Tell me and I forget. Teach me and I remember. Involve me and I learn. Benjamin Franklin

Saturday, December 19, 2015

In a Pomegranate Chandelier

BY T.J. Clark

LONDON  REVIEW OF BOOKS - Vol. 28 No. 18 · 21 September 2006
  • Imagined Communities: Reflections on the Origin and Spread of Nationalism by Benedict Anderson
    Verso, 240 pp, £12.99, September 2006, ISBN 1 84467 086 4
  • Under Three Flags: Anarchism and the Anti-Colonial Imagination by Benedict Anderson
    Verso, 224 pp, £14.99, January 2006, ISBN 1 84467 037 6
Writers only pretend to be embarrassed at the small fame a book sometimes brings them, but there is nothing assumed about the irritation they can feel at having a new line of argument, and a universe of unfamiliar examples, reduced to a single phrase.
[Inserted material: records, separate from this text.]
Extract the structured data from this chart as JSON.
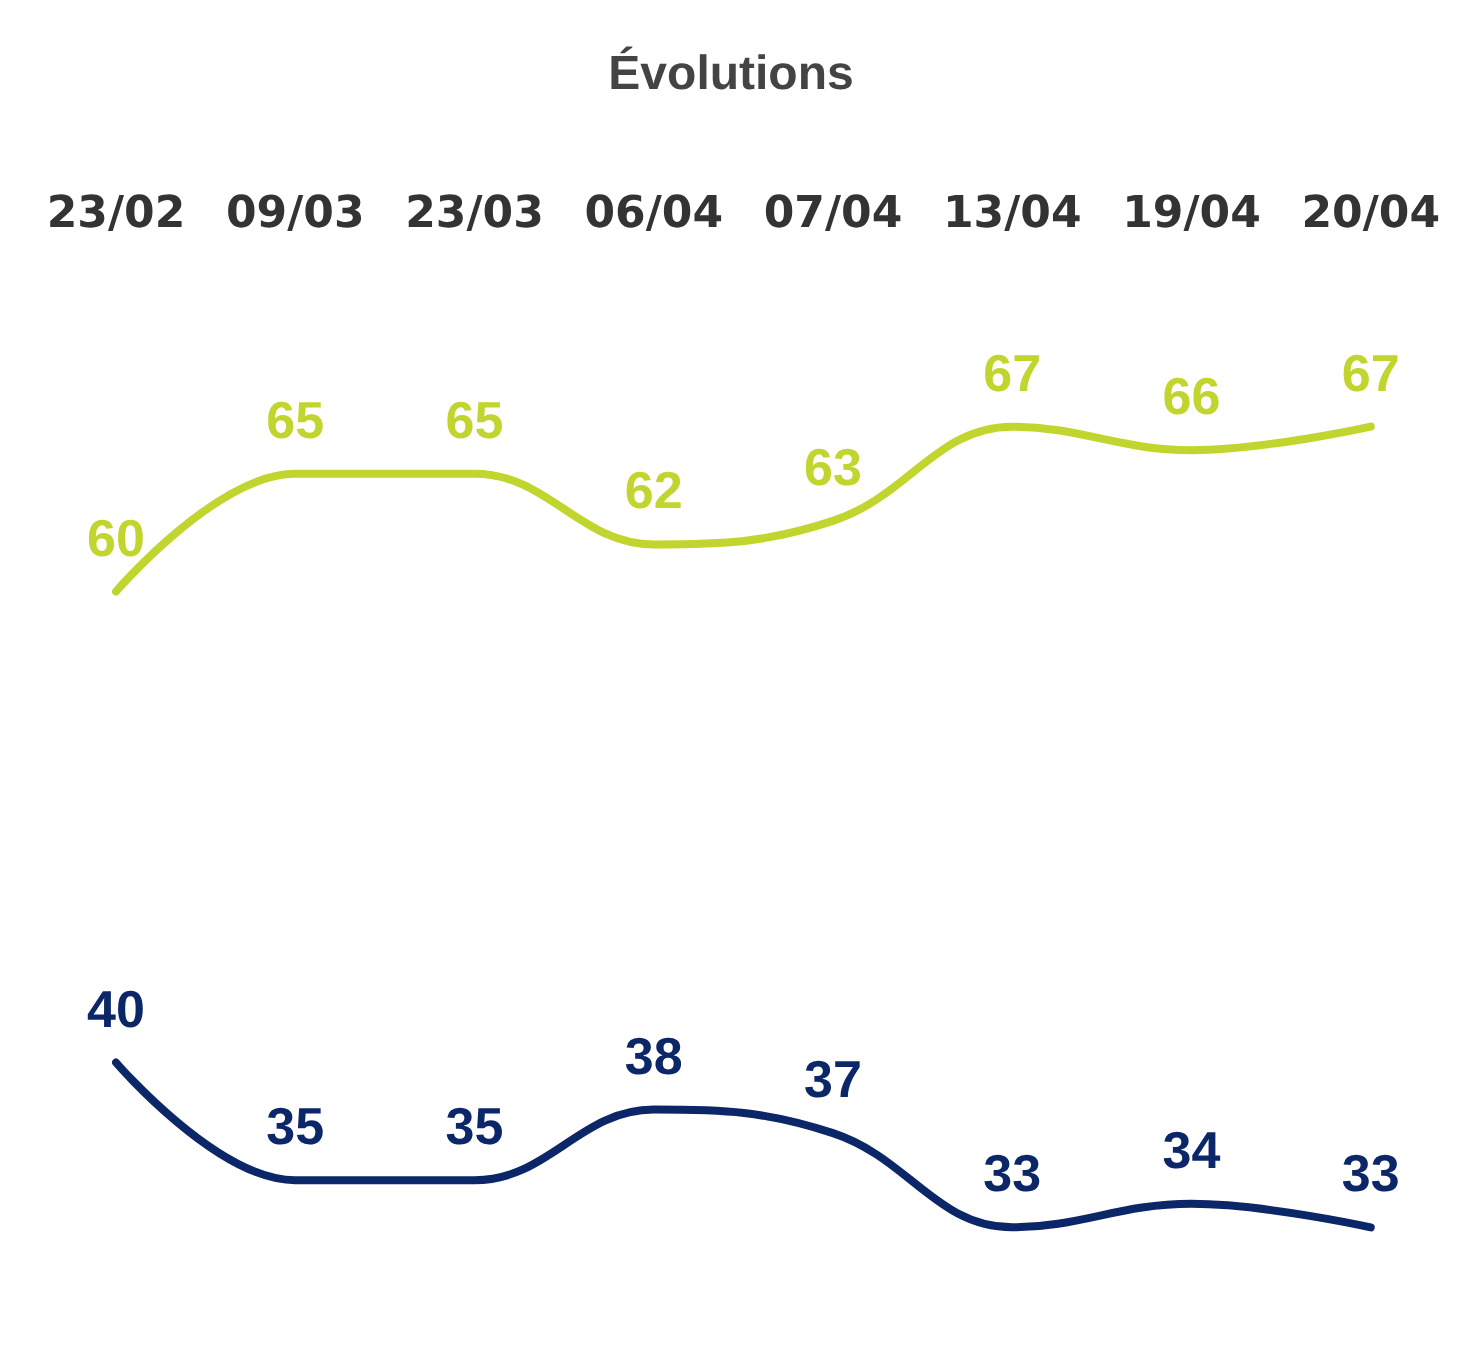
{
  "chart_data": {
    "type": "line",
    "title": "Évolutions",
    "categories": [
      "23/02",
      "09/03",
      "23/03",
      "06/04",
      "07/04",
      "13/04",
      "19/04",
      "20/04"
    ],
    "series": [
      {
        "color": "#c2d52f",
        "values": [
          60,
          65,
          65,
          62,
          63,
          67,
          66,
          67
        ]
      },
      {
        "color": "#0c2768",
        "values": [
          40,
          35,
          35,
          38,
          37,
          33,
          34,
          33
        ]
      }
    ],
    "data_labels": true,
    "tick_labels": "x",
    "line_style": "solid"
  }
}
Great titles are especially dangerous. Imagined Communities is one of the greatest, and I shall be arguing that the cluster of concepts it sums up deserves still to be central to our thinking about the world. But it is understandable, and touching, that the first footnote to Benedict Anderson’s afterword to his new edition should read, in explanation of the trimming of the title in his text: ‘Aside from the advantages of brevity, IC restfully occludes a pair of words from which the vampires of banality have by now sucked almost all the blood.’
Night has fallen, and I gather my cloak about me. Part of the force of Imagined Communities as a title – as an idea – comes from the way the two words immediately set the reader wondering whether they are meant as oxymoronic, and if they are, with what degree of irony or regret. The words bring to mind the true strangeness, but also the centrality, of the human will to be connected with others ‘of one’s kind’ whom one will never meet, and never know. Connected with them in the present, by blood or language or difference from a common enemy (or combinations of all three); and connected through time by a shared belonging to something that seems to emerge from a steadier, thicker, more grounded past and be on its way to an indestructible, maybe redeeming future.